Cutis Laxa

Cutis laxa or pachydermatocele is a group of rare connective tissue disorders in which the skin becomes inelastic and hangs loosely in folds.

Signs and symptoms

It is characterised by skin that is loose, hanging, wrinkled, and lacking in elasticity. The loose skin can be either generalised or localised. Biopsies have shown reduction and degeneration of dermal elastic fibres in the affected areas of skin. The loose skin is often most noticeable on the face, resulting in a prematurely aged appearance. The affected areas of skin may be thickened and dark. In addition, the joints may be loose (hypermobile) because of lax ligaments and tendons. When cutis laxa is severe, it can also affect the internal organs. The lungs, heart (supravalvular pulmonary stenosis), intestines, or arteries may be affected with a variety of severe impairments. In some cases, hernias and outpouching of the bladder can be observed. Patients can also present with whites of the eyes that are blue.

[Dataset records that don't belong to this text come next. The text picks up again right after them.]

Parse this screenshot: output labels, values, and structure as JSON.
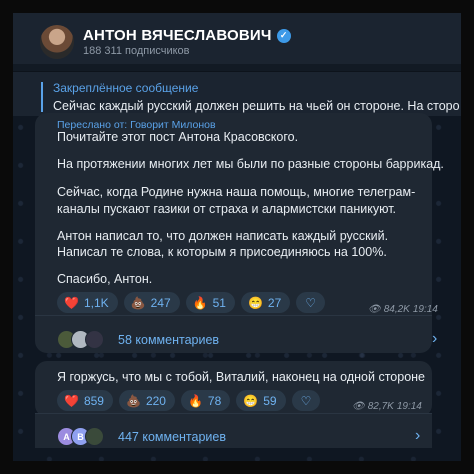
{
  "channel": {
    "title": "АНТОН ВЯЧЕСЛАВОВИЧ",
    "subscribers": "188 311 подписчиков"
  },
  "pinned": {
    "title": "Закреплённое сообщение",
    "text": "Сейчас каждый русский должен решить на чьей он стороне.  На сторо"
  },
  "post1": {
    "forwarded": "Переслано от: Говорит Милонов",
    "lines": [
      "Почитайте этот пост Антона Красовского.",
      "На протяжении многих лет мы были по разные стороны баррикад.",
      "Сейчас, когда Родине нужна наша помощь, многие телеграм-",
      "каналы пускают газики от страха и алармистски паникуют.",
      "Антон написал то, что должен написать каждый русский.",
      "Написал те слова, к которым я присоединяюсь на 100%.",
      "Спасибо, Антон."
    ],
    "reactions": [
      {
        "emoji": "❤️",
        "count": "1,1K"
      },
      {
        "emoji": "💩",
        "count": "247"
      },
      {
        "emoji": "🔥",
        "count": "51"
      },
      {
        "emoji": "😁",
        "count": "27"
      }
    ],
    "views": "84,2K",
    "time": "19:14",
    "comments": "58 комментариев"
  },
  "post2": {
    "text": "Я горжусь, что мы с тобой, Виталий, наконец на одной стороне",
    "reactions": [
      {
        "emoji": "❤️",
        "count": "859"
      },
      {
        "emoji": "💩",
        "count": "220"
      },
      {
        "emoji": "🔥",
        "count": "78"
      },
      {
        "emoji": "😁",
        "count": "59"
      }
    ],
    "views": "82,7K",
    "time": "19:14",
    "comments": "447 комментариев",
    "commenter_initials": [
      "A",
      "B"
    ]
  },
  "colors": {
    "accent": "#5aa2e8",
    "bubble": "#1f2833",
    "header": "#1b2430"
  }
}
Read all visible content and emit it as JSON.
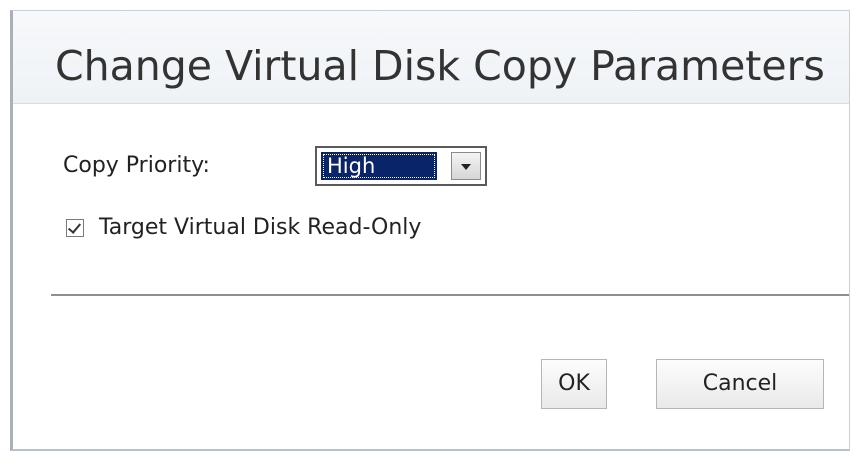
{
  "dialog": {
    "title": "Change Virtual Disk Copy Parameters"
  },
  "form": {
    "copy_priority_label": "Copy Priority:",
    "copy_priority_value": "High",
    "target_read_only_label": "Target Virtual Disk Read-Only",
    "target_read_only_checked": true
  },
  "buttons": {
    "ok_label": "OK",
    "cancel_label": "Cancel"
  },
  "icons": {
    "dropdown": "chevron-down-icon",
    "checkbox": "check-icon"
  },
  "colors": {
    "selection_highlight": "#0a246a",
    "title_bar": "#eef2f6"
  }
}
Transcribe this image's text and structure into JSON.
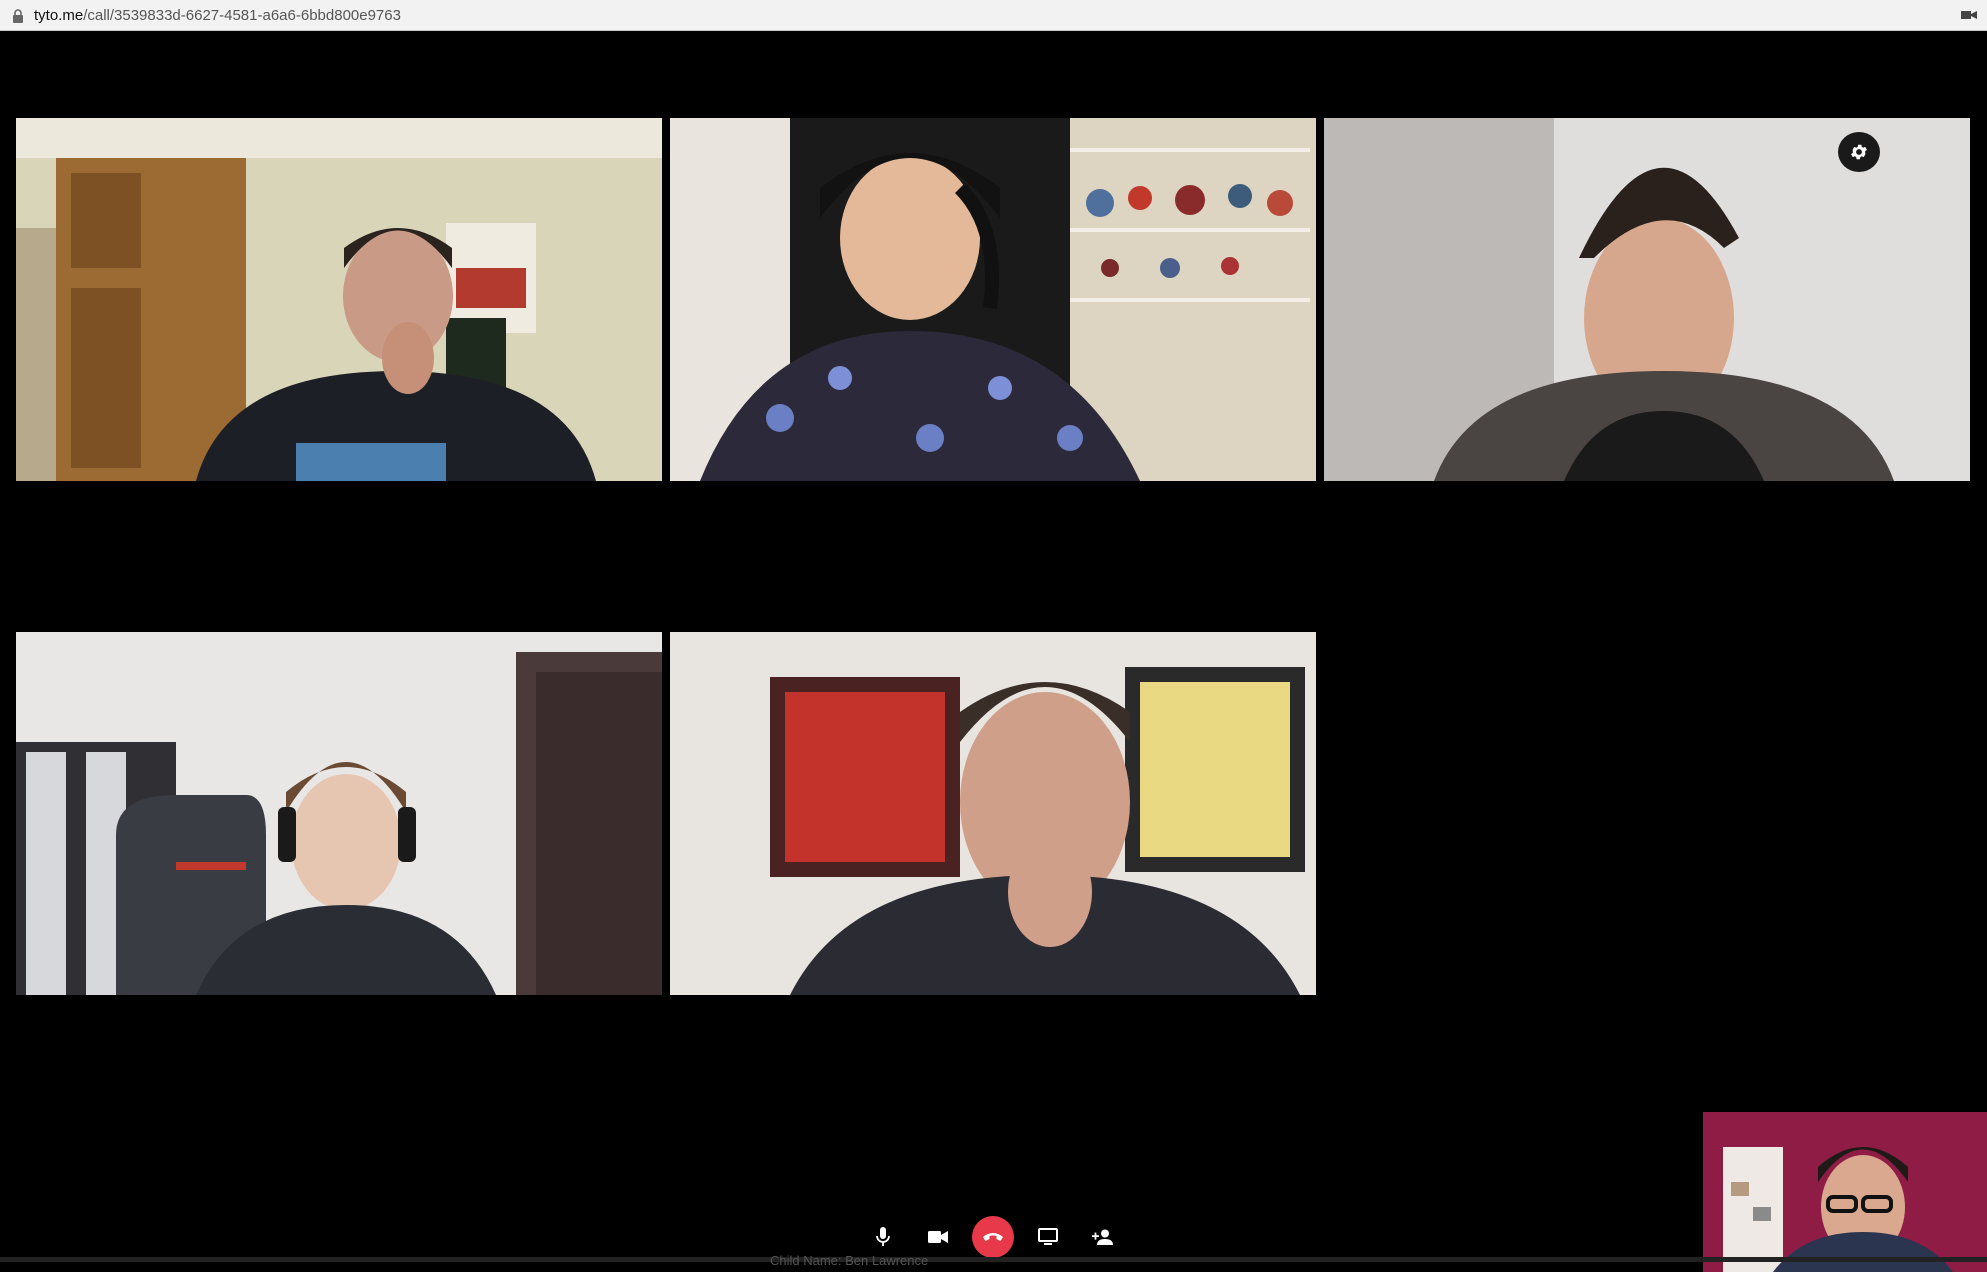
{
  "browser": {
    "url_host": "tyto.me",
    "url_path": "/call/3539833d-6627-4581-a6a6-6bbd800e9763"
  },
  "colors": {
    "background": "#000000",
    "hangup": "#e8394a",
    "control_icon": "#ffffff"
  },
  "participants": [
    {
      "id": "p1",
      "tile_label": "participant-video-1"
    },
    {
      "id": "p2",
      "tile_label": "participant-video-2"
    },
    {
      "id": "p3",
      "tile_label": "participant-video-3"
    },
    {
      "id": "p4",
      "tile_label": "participant-video-4"
    },
    {
      "id": "p5",
      "tile_label": "participant-video-5"
    }
  ],
  "controls": [
    {
      "name": "microphone",
      "icon": "mic-icon"
    },
    {
      "name": "camera",
      "icon": "video-camera-icon"
    },
    {
      "name": "hang-up",
      "icon": "phone-hangup-icon"
    },
    {
      "name": "share-screen",
      "icon": "monitor-icon"
    },
    {
      "name": "add-participant",
      "icon": "person-add-icon"
    }
  ],
  "footer": {
    "caption": "Child Name: Ben Lawrence"
  }
}
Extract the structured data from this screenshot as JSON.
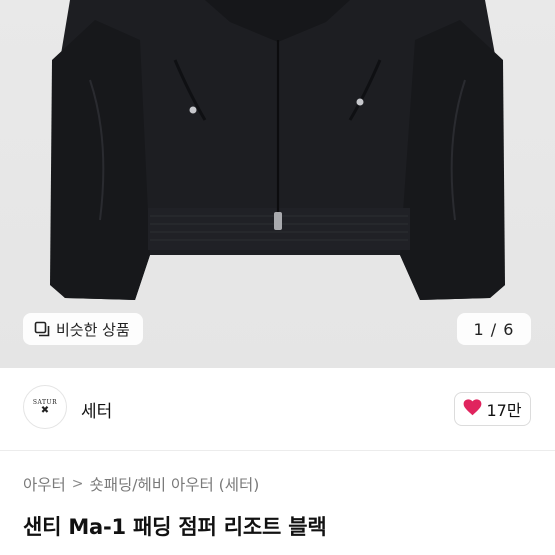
{
  "photo": {
    "similar_label": "비슷한 상품",
    "counter": "1 / 6"
  },
  "shop": {
    "logo_text": "SATUR",
    "logo_mark": "✖",
    "name": "세터",
    "likes": "17만"
  },
  "breadcrumb": {
    "items": [
      "아우터",
      "숏패딩/헤비 아우터 (세터)"
    ],
    "separator": ">"
  },
  "product": {
    "title": "샌티 Ma-1 패딩 점퍼 리조트 블랙"
  },
  "colors": {
    "like_heart": "#e0245e"
  }
}
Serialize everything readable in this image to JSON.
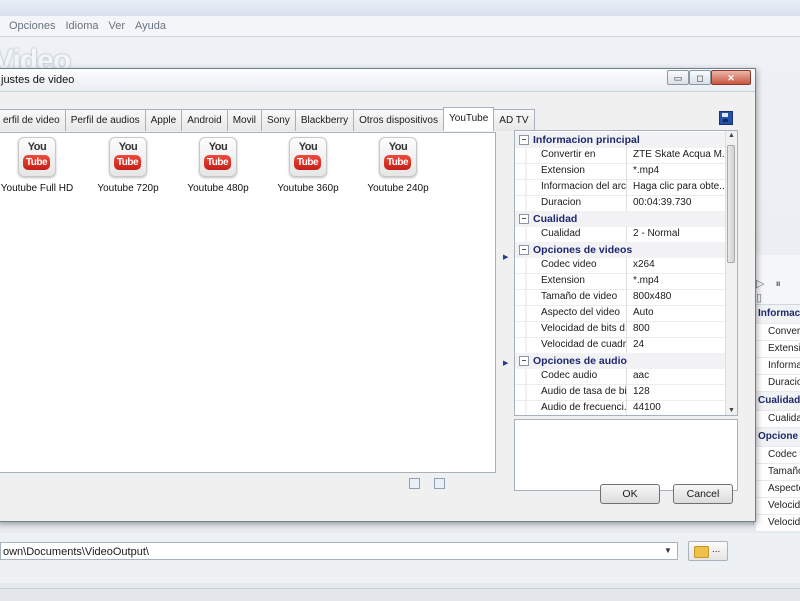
{
  "app": {
    "menu": [
      "Opciones",
      "Idioma",
      "Ver",
      "Ayuda"
    ],
    "logo_text": "Video",
    "output_path": "own\\Documents\\VideoOutput\\",
    "browse_label": "...",
    "player_controls": "▷ ⏸ ▯",
    "right_grid": [
      {
        "type": "section",
        "label": "Informac"
      },
      {
        "type": "row",
        "label": "Convert"
      },
      {
        "type": "row",
        "label": "Extensi"
      },
      {
        "type": "row",
        "label": "Informa"
      },
      {
        "type": "row",
        "label": "Duracio"
      },
      {
        "type": "section",
        "label": "Cualidad"
      },
      {
        "type": "row",
        "label": "Cualida"
      },
      {
        "type": "section",
        "label": "Opcione"
      },
      {
        "type": "row",
        "label": "Codec v"
      },
      {
        "type": "row",
        "label": "Tamaño"
      },
      {
        "type": "row",
        "label": "Aspecto"
      },
      {
        "type": "row",
        "label": "Velocida"
      },
      {
        "type": "row",
        "label": "Velocida"
      }
    ]
  },
  "dialog": {
    "title": "justes de video",
    "tabs": [
      "erfil de video",
      "Perfil de audios",
      "Apple",
      "Android",
      "Movil",
      "Sony",
      "Blackberry",
      "Otros dispositivos",
      "YouTube",
      "AD TV"
    ],
    "active_tab": "YouTube",
    "presets": [
      {
        "label": "Youtube Full HD",
        "icon_top": "You",
        "icon_bottom": "Tube"
      },
      {
        "label": "Youtube 720p",
        "icon_top": "You",
        "icon_bottom": "Tube"
      },
      {
        "label": "Youtube 480p",
        "icon_top": "You",
        "icon_bottom": "Tube"
      },
      {
        "label": "Youtube 360p",
        "icon_top": "You",
        "icon_bottom": "Tube"
      },
      {
        "label": "Youtube 240p",
        "icon_top": "You",
        "icon_bottom": "Tube"
      }
    ],
    "properties": [
      {
        "type": "section",
        "label": "Informacion principal"
      },
      {
        "type": "row",
        "label": "Convertir en",
        "value": "ZTE Skate Acqua M..."
      },
      {
        "type": "row",
        "label": "Extension",
        "value": "*.mp4"
      },
      {
        "type": "row",
        "label": "Informacion del arc...",
        "value": "Haga clic para obte..."
      },
      {
        "type": "row",
        "label": "Duracion",
        "value": "00:04:39.730"
      },
      {
        "type": "section",
        "label": "Cualidad"
      },
      {
        "type": "row",
        "label": "Cualidad",
        "value": "2 - Normal"
      },
      {
        "type": "section",
        "label": "Opciones de videos"
      },
      {
        "type": "row",
        "label": "Codec video",
        "value": "x264"
      },
      {
        "type": "row",
        "label": "Extension",
        "value": "*.mp4"
      },
      {
        "type": "row",
        "label": "Tamaño de video",
        "value": "800x480"
      },
      {
        "type": "row",
        "label": "Aspecto del video",
        "value": "Auto"
      },
      {
        "type": "row",
        "label": "Velocidad de bits d...",
        "value": "800"
      },
      {
        "type": "row",
        "label": "Velocidad de cuadr...",
        "value": "24"
      },
      {
        "type": "section",
        "label": "Opciones de audio"
      },
      {
        "type": "row",
        "label": "Codec audio",
        "value": "aac"
      },
      {
        "type": "row",
        "label": "Audio de tasa de bits",
        "value": "128"
      },
      {
        "type": "row",
        "label": "Audio de frecuenci...",
        "value": "44100"
      }
    ],
    "ok_label": "OK",
    "cancel_label": "Cancel",
    "window_buttons": {
      "minimize": "▭",
      "restore": "◻",
      "close": "✕"
    },
    "colors": {
      "section_text": "#1c2870",
      "youtube_red": "#d62a1f",
      "dialog_border": "#6f7f92"
    }
  }
}
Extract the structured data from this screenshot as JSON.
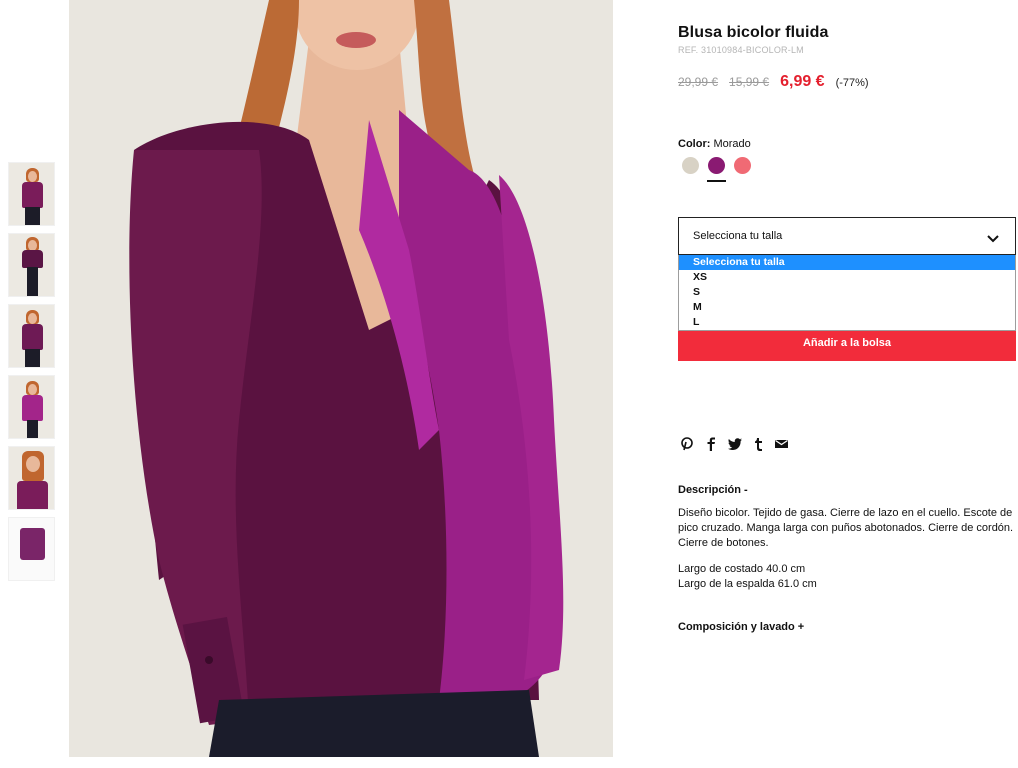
{
  "product": {
    "title": "Blusa bicolor fluida",
    "ref": "REF. 31010984-BICOLOR-LM",
    "price_original": "29,99 €",
    "price_previous": "15,99 €",
    "price_current": "6,99 €",
    "discount": "(-77%)"
  },
  "color": {
    "label": "Color:",
    "value": "Morado",
    "swatches": [
      {
        "name": "beige",
        "hex": "#d8d2c5"
      },
      {
        "name": "morado",
        "hex": "#8a1a72"
      },
      {
        "name": "coral",
        "hex": "#f06a74"
      }
    ]
  },
  "size": {
    "placeholder": "Selecciona tu talla",
    "options": [
      "Selecciona tu talla",
      "XS",
      "S",
      "M",
      "L"
    ]
  },
  "cart": {
    "add_label": "Añadir a la bolsa"
  },
  "share": {
    "icons": [
      "pinterest-icon",
      "facebook-icon",
      "twitter-icon",
      "tumblr-icon",
      "email-icon"
    ]
  },
  "description": {
    "title": "Descripción -",
    "text": "Diseño bicolor. Tejido de gasa. Cierre de lazo en el cuello. Escote de pico cruzado. Manga larga con puños abotonados. Cierre de cordón. Cierre de botones.",
    "length_side": "Largo de costado 40.0 cm",
    "length_back": "Largo de la espalda 61.0 cm"
  },
  "composition": {
    "title": "Composición y lavado +"
  },
  "colors": {
    "accent_red": "#e4202e",
    "button_red": "#f22c3b",
    "select_blue": "#1e90ff"
  }
}
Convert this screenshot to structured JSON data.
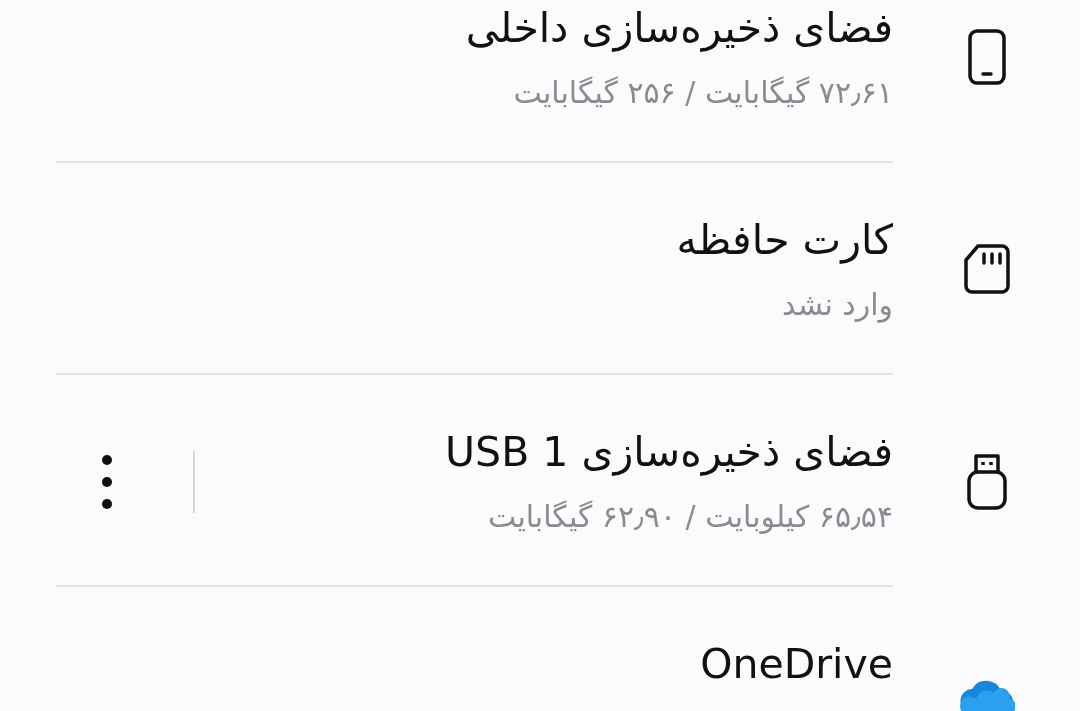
{
  "storage_locations": [
    {
      "kind": "internal",
      "title": "فضای ذخیره‌سازی داخلی",
      "subtitle": "۷۲٫۶۱ گیگابایت / ۲۵۶ گیگابایت",
      "has_menu": false
    },
    {
      "kind": "sdcard",
      "title": "کارت حافظه",
      "subtitle": "وارد نشد",
      "has_menu": false
    },
    {
      "kind": "usb",
      "title": "فضای ذخیره‌سازی USB 1",
      "subtitle": "۶۵٫۵۴ کیلوبایت / ۶۲٫۹۰ گیگابایت",
      "has_menu": true
    },
    {
      "kind": "cloud",
      "title": "OneDrive",
      "has_menu": false
    }
  ]
}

In many cases, cutis laxa is inherited. Autosomal dominant, autosomal recessive, and X-linked recessive forms have been described, but acquired forms also occur.

Cutis laxa is associated with deficient or absent elastin fibers in the extracellular matrix. This can be related to decreased elastin synthesis or structural defects in the extracellular matrix.

Cutis laxa may be caused by mutations in the genes: ELN, ATP6V0A2, ATP7A, FBLN4, FBLN5, and PYCR1. A related neurocutaneous syndrome may be caused by mutations in the gene ALDH18A1 (P5CS). Cutis laxa may also be seen in association with inherited connective tissue disorders such as Ehlers–Danlos syndromes. Another syndrome associated with cutis laxa is Lenz-Majewski syndrome which is due to a mutation in the phosphatidylserine synthase 1 (PTDSS1) gene.

In contrast, acquired cutis laxa often has a triggering event such as urticaria, drugs (such as penicillin) or neoplasms. Acquired cutis laxa may also be immunologically mediated, as it can involve dermal deposit of immunoglobulins and it can occur with autoimmune diseases. Acquired cutis laxa has been associated with granular immunoglobulin A deposits as well as abundant neutrophils. One hypothesis for the cause is excessive elastase release from neutrophils and macrophages. It has also been considered that mutations in elastin (ELN) and fibulin-5 (FBLN5) genes can increase susceptibility of elastic fibres to inflammatory degradation in acquired cutis laxa.

Acquired cutis laxa has also been seen in conjunction with a number of conditions including: rheumatoid arthritis, systemic lupus erythematosus, celiac disease, and monoclonal gammopathies. It can also occur as a postinflammatory response after urticaria. Urticarial skin fibroblasts have shown a 2- to 3- fold increase in elastase activity in a patient with acquired cutis laxa.


As of 2019, there is no treatment for cutis laxa. Procedures aimed at mitigating symptoms and identifying subsequent conditions are often advised. No pharmacological agent has been able to stop the progression of the disease. However, cosmetic surgeries are potentially an option as cutis laxa does not generally involve vascular fragility.